И я даже мог сказать, где именно.
***
Три года назад в Пиблсе произошло жуткое событие. Сгорел Университет27 – место притяжения различных странных субъектов, называвших себя учеными темных искусств. Не знаю, что преподавали там эти люди, но с их появлением в городе стало небезопасно. С наступлением темноты никто из моих знакомых на улицу не высовывал носа без надобности. Поэтому, когда скандальное расследование нашей доблестной полиции привело к захвату Университета и обширному его возгоранию, мы были только рады. Пожалуй, то был единственный раз, когда я выказал расположение нашим легавым.
Знаменитый пожар был устроен с размахом. В его пламени погибла большая часть обитателей Университета, а все корпусы, включая прилегающий парк, превратились в пепел. Несмотря на давность события, воздух там по-прежнему пропитан гарью и запахом паленой плоти.

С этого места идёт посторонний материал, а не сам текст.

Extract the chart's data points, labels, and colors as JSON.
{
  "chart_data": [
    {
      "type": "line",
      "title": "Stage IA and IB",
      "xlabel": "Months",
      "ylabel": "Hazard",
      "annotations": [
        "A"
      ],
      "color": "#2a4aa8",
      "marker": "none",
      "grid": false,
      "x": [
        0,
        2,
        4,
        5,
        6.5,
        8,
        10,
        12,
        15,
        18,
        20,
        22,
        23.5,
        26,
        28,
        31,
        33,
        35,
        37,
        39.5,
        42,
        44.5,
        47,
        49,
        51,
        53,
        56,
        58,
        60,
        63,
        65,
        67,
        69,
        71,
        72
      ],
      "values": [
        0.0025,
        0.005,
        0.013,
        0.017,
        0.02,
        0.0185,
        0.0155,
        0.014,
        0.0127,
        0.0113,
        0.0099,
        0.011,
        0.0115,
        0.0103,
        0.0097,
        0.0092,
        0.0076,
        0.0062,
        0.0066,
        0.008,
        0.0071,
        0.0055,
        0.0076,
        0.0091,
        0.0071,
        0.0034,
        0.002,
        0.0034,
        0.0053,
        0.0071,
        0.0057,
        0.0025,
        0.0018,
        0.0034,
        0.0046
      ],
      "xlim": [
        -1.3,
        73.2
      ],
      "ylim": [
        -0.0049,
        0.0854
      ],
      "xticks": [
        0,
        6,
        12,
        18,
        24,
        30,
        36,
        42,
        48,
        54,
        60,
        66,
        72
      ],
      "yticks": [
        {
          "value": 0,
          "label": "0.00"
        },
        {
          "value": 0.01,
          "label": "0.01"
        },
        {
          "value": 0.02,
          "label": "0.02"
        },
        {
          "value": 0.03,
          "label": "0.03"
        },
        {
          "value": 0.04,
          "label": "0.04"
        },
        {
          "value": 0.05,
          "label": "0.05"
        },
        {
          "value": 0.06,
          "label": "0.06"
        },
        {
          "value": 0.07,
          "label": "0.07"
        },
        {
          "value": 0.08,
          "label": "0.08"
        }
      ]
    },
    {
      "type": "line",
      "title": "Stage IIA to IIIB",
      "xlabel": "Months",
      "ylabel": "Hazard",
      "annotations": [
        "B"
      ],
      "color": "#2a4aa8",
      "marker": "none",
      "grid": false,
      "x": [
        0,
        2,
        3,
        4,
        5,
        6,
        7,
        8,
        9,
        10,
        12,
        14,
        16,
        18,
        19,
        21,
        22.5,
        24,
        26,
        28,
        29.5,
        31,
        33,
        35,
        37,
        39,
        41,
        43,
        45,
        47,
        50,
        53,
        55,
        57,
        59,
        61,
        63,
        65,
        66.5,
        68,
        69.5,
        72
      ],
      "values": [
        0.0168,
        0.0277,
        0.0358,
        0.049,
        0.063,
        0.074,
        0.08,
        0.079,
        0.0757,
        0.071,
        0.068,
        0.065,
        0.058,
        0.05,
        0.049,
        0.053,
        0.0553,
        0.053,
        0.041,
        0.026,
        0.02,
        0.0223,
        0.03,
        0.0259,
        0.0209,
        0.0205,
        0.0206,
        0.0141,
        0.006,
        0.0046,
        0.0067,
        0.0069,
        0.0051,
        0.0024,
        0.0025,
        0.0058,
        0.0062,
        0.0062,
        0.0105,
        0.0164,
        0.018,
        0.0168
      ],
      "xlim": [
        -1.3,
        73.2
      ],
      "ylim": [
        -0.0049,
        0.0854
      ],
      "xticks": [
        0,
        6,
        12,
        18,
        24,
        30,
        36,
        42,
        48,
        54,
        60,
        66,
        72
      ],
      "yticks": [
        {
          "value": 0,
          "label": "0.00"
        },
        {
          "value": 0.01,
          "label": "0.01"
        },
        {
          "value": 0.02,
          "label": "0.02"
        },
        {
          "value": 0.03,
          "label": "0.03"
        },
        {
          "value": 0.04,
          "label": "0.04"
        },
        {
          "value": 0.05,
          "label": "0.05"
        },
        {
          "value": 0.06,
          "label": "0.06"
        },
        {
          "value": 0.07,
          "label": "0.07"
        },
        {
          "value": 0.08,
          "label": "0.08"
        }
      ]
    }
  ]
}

Это место всегда считалось проклятым. О народе, который оно притягивало, как магнитом, ходила дурная слава. Но даже после этой жуткой трагедии всяких отщепенцев там только прибавилось. Готы, некрофилы, психи, извращенцы – лишь малая часть персонажей, облюбовавших живописные развалины Университета. Эта публика была настолько отталкивающей, что рейсовые автобусы, проезжавшие мимо, перестали делать там остановку. Даже не всякий таксист отваживался на путешествие по пожарищу, если у его клиентов вдруг появлялось такое странное желание.